De toute la Polynésie, l'archipel des Marquises fut découvert en premier (en fait c'est en deuxièpe  car les femmes et les hommes qui y vivaient l'avait découvert avant)  par l'espagnol Alvaro MENDIANA DE NEIRA le 21 juillet 1595. Lorsqu'il vit surgir  des eaux ce décor féérique, MENDIANA DE NEIRA crut un instant que son rêve s'était réalisé et en l'honneur du Marquis de Mendoza, vice-roi du Pérou, qui avait pris l'expédition sous sa tutelle, il  nomma l'archipel "LES MARQUISES". Les habitants de l'époque  le nommaient FENUA ENATA ce qui signifie TERRE DES HOMMES.

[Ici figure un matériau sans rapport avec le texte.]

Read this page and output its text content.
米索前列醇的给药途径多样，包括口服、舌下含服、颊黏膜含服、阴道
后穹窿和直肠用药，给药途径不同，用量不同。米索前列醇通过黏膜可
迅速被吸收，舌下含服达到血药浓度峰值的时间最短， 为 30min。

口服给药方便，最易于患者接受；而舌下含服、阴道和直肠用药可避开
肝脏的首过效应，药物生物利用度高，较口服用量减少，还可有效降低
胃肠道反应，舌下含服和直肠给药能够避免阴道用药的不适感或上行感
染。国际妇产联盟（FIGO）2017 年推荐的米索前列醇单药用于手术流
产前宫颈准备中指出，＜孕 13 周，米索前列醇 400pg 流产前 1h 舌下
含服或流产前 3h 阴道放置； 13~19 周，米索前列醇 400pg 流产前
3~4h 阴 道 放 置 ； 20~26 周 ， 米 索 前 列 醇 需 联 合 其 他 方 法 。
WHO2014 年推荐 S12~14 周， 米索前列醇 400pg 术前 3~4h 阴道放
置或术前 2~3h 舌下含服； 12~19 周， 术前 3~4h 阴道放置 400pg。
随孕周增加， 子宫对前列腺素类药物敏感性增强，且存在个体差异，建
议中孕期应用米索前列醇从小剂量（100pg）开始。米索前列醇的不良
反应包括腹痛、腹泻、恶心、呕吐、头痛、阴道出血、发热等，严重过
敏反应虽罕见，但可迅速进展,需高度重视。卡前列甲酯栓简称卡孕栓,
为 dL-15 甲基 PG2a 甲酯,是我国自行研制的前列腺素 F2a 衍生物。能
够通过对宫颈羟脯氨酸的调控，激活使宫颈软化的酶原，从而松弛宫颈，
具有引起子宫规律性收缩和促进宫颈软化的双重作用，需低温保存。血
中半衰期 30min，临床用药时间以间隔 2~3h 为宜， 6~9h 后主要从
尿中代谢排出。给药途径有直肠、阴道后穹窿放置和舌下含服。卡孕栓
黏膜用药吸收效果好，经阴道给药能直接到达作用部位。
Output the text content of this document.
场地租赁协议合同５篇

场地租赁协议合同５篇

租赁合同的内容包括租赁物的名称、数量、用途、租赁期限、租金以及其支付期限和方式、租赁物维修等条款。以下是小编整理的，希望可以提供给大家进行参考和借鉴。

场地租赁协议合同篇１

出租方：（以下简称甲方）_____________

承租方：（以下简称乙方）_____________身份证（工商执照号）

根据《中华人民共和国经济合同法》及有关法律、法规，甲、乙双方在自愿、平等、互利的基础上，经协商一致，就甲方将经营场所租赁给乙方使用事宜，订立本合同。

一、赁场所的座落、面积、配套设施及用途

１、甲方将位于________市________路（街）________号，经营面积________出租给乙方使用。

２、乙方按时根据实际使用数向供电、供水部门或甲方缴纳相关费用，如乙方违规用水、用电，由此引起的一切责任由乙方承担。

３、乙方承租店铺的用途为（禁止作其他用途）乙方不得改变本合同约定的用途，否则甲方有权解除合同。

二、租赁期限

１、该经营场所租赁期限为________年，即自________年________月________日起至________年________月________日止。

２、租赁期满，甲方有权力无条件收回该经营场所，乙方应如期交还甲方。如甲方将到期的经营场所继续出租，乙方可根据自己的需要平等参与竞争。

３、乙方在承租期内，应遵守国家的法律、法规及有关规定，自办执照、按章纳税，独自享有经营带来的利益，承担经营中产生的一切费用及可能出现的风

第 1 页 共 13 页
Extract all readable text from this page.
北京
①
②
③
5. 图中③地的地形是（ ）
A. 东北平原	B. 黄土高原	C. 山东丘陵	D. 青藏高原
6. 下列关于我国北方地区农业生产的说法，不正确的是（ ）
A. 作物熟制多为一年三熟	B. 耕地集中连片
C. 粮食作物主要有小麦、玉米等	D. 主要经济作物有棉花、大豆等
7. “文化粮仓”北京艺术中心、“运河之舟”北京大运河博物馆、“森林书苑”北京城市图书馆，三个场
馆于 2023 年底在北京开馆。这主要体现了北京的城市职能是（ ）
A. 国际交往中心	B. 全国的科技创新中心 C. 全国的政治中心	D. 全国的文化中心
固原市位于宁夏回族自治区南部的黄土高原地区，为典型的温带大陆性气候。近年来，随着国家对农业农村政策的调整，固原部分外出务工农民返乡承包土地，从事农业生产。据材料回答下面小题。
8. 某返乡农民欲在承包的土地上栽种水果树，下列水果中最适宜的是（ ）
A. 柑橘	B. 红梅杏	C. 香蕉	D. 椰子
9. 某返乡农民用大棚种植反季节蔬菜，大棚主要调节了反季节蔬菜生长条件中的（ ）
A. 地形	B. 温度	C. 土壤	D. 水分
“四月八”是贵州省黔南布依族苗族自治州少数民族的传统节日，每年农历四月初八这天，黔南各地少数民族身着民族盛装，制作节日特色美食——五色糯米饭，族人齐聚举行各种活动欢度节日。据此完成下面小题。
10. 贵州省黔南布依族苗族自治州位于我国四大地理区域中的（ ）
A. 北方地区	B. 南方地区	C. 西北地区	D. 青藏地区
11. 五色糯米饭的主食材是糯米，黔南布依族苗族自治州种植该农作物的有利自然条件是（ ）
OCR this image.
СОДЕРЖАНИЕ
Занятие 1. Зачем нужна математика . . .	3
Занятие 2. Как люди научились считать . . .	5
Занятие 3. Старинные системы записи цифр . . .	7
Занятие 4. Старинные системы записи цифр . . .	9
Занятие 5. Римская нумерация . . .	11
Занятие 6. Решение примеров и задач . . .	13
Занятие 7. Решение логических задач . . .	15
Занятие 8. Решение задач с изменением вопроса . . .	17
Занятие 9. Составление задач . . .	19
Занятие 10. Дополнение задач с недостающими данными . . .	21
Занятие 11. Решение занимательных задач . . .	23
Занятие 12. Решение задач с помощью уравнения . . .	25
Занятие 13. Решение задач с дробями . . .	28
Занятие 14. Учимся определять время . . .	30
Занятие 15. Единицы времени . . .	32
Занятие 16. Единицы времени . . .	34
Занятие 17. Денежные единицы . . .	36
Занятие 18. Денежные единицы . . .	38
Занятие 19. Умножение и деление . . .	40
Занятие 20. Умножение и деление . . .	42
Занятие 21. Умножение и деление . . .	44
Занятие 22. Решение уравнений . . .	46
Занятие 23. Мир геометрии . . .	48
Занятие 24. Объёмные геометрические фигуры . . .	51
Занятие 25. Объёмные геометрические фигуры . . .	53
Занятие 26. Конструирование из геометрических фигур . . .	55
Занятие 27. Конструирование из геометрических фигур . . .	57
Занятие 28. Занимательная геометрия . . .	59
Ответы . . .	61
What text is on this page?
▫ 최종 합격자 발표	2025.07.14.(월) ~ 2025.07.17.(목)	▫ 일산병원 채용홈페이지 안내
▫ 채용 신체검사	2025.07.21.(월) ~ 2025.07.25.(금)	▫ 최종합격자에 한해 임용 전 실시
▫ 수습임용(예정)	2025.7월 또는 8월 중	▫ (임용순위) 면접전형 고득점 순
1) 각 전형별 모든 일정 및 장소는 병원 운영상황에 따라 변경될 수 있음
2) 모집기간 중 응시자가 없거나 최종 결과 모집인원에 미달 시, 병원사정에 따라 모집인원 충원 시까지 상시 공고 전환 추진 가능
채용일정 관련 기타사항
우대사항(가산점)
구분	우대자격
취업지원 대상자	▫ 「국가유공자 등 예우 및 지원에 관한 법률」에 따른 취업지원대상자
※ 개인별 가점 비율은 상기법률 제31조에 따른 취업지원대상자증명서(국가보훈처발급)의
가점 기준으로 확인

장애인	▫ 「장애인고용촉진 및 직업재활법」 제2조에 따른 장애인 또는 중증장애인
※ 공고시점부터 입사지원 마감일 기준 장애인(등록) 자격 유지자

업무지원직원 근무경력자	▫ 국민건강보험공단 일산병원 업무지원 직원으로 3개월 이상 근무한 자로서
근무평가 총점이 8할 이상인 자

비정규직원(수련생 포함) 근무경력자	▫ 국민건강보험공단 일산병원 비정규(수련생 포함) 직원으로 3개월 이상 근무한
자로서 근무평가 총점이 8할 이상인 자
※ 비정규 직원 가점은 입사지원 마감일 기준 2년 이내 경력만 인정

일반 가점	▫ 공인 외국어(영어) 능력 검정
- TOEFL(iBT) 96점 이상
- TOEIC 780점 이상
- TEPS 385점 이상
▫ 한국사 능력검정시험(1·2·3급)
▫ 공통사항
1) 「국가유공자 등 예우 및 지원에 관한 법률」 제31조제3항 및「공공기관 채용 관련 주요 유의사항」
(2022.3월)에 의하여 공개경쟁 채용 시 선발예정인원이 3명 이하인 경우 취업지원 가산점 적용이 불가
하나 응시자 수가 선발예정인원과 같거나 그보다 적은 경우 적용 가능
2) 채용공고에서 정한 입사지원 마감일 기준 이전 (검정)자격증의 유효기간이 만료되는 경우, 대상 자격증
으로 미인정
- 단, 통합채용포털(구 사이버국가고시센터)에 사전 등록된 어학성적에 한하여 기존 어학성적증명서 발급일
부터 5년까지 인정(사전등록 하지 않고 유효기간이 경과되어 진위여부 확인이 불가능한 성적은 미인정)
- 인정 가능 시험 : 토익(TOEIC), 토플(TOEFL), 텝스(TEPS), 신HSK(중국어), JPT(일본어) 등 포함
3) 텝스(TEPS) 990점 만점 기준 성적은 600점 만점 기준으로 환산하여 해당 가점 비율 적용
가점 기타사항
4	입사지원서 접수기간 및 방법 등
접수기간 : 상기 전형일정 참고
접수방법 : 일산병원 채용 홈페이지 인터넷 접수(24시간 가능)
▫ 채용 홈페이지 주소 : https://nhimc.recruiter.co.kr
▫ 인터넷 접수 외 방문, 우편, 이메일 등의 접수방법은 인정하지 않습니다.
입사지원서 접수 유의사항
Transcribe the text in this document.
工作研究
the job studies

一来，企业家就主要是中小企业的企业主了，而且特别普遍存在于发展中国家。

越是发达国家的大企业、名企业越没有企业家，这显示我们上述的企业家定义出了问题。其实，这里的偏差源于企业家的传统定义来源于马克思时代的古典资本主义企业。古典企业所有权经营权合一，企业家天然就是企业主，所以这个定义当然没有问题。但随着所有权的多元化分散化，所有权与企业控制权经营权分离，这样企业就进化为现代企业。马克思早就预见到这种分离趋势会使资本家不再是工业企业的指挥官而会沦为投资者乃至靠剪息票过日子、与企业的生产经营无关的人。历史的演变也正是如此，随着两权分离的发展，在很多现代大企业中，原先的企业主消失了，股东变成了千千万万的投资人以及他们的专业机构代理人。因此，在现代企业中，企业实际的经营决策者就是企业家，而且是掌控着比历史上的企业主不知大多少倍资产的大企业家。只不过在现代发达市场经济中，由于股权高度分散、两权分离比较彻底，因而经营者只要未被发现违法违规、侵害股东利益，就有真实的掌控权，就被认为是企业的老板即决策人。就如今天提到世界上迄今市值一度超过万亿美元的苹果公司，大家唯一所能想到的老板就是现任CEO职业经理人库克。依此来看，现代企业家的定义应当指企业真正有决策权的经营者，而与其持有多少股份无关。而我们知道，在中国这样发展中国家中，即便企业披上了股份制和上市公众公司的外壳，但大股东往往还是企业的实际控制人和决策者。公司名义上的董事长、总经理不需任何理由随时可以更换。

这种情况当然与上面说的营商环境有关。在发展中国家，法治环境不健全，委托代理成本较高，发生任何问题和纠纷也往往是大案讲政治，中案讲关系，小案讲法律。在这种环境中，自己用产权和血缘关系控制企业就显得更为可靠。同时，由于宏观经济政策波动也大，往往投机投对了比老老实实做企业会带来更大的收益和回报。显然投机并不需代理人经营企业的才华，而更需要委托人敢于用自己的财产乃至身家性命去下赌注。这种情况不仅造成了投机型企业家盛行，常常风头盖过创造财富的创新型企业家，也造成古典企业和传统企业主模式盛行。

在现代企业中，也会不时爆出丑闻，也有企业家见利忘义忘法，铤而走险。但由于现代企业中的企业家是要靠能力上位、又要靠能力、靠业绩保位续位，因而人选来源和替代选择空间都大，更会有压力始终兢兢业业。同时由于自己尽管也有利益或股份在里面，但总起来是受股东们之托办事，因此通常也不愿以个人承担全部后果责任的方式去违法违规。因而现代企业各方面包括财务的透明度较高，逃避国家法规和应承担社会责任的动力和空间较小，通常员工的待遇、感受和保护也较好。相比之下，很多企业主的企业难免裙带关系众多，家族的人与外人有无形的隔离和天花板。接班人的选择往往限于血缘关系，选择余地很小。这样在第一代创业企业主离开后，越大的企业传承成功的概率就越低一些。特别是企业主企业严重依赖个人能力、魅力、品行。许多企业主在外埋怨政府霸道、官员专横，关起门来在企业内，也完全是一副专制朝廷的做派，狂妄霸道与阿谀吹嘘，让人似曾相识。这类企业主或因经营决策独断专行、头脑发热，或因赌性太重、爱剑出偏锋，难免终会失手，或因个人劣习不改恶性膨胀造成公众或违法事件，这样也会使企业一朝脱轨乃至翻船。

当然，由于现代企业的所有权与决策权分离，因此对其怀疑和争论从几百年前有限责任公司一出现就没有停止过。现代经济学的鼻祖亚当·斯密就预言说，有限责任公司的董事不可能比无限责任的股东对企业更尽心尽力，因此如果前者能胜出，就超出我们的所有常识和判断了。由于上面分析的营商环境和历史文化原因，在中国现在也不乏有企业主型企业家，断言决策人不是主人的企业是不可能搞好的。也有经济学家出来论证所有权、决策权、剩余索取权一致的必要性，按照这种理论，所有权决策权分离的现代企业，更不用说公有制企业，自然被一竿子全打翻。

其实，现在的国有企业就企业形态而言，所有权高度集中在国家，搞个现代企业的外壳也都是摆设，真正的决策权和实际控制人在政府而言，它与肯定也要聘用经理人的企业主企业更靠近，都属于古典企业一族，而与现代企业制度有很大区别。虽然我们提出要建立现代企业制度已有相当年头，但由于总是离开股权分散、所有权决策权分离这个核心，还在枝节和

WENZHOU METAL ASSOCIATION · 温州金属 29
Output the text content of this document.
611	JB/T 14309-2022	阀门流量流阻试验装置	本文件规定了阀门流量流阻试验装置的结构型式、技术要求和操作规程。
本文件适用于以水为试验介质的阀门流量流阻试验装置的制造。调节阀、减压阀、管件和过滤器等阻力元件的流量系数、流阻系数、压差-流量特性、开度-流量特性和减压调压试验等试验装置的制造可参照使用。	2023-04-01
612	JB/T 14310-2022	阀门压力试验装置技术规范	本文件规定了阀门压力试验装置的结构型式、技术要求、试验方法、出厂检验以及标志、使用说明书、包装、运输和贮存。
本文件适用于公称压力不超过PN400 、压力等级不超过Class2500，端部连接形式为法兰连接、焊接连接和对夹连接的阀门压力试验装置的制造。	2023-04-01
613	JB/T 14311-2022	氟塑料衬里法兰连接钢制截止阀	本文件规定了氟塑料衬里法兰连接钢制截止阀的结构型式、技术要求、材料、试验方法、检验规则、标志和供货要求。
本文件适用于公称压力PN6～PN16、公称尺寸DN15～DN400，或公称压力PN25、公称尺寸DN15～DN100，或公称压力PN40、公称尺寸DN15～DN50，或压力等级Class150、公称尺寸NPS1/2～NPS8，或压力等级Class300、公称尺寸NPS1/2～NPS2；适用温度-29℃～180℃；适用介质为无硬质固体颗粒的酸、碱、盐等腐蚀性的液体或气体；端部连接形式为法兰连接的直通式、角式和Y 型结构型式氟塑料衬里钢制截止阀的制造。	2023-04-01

MENDIANA avait atteint l'île de FATU-HIVA mais il ne put y débarquer en raison des conflits entre les habitants. COOK, le célébre navigateur anglais, lors de son 2ème voyage à bord de "Résolution" redécouvre l'archipel en 1774. En 1791, le navigateur français Etienne MARCHAND,  prend possession des Marquises à bord du "Solide" le 22 juin au nom de Louis XVI. En 1797, le pasteur William CROOK avec James HARRIS essaient d'évangéliser les Marquisiens mais devant l'hostilité des habitants, ils furent contraints de rembarquer. En 1813, les américains tentèrent  en vain d'implanter un camp militaire. En 1820, les pasteurs protestants revinrent sans plus de succés. En 1838,  DUPETIT-THUARS sur "Vénus" déposa sur l'île de TAHUATA des prêtes catholiques qui prirent possession des Marquises le 1 mai 1838 au nom du roi Louis-Philippe. Les îles Marquises étaient déjà bien connues du monde des baleiniers et les pillages allaient bon train. Le bois de santal a pratiquement disparu de la végétation en 1920. Au contact des européens,  les marquisiens furent fragilisés par les maladies importées. De plus, les guerres tribales entre les différentes vallées, le fléau de l'alcool qui servait de monnaie d'échange avec les baleiniers et les santaliers, diminuèrent considérablement la populations des Marquises. De 60 000 personnes selon les estimations au début du XIXème siècle, il ne restait plus que 20 000 marquisiens lors de l'implantation de la mission catholique. Au début du XXème en 1927, on dénombre 2094 habitants. Fin du XXème siècle la population est remontée à 10 000 habitants.

Le samedi 10 mars, après 32 jours de mer, en provenance des Iles Perlas du Panama, le vent nous amène sur HIVA-OA. C'est avec un moteur désacouplé, 1 taquet d'arraché et 2 alternateurs hors service que nous jetons l'ancre dans la baie de d'Atuona en poussant un grand ouf de soulagement.           La baie d'Atuona.

La baie déjà bien remplie est assez petite. Son eau n'est pas propice à la baignade. Un peu nauséabonde et d'une couleur verdâtre, elle n'invite pas à réaliser quelques brasses. Des requins la fréquenteraient régulièrement et elle serait la pouponnière des requins-marteaux.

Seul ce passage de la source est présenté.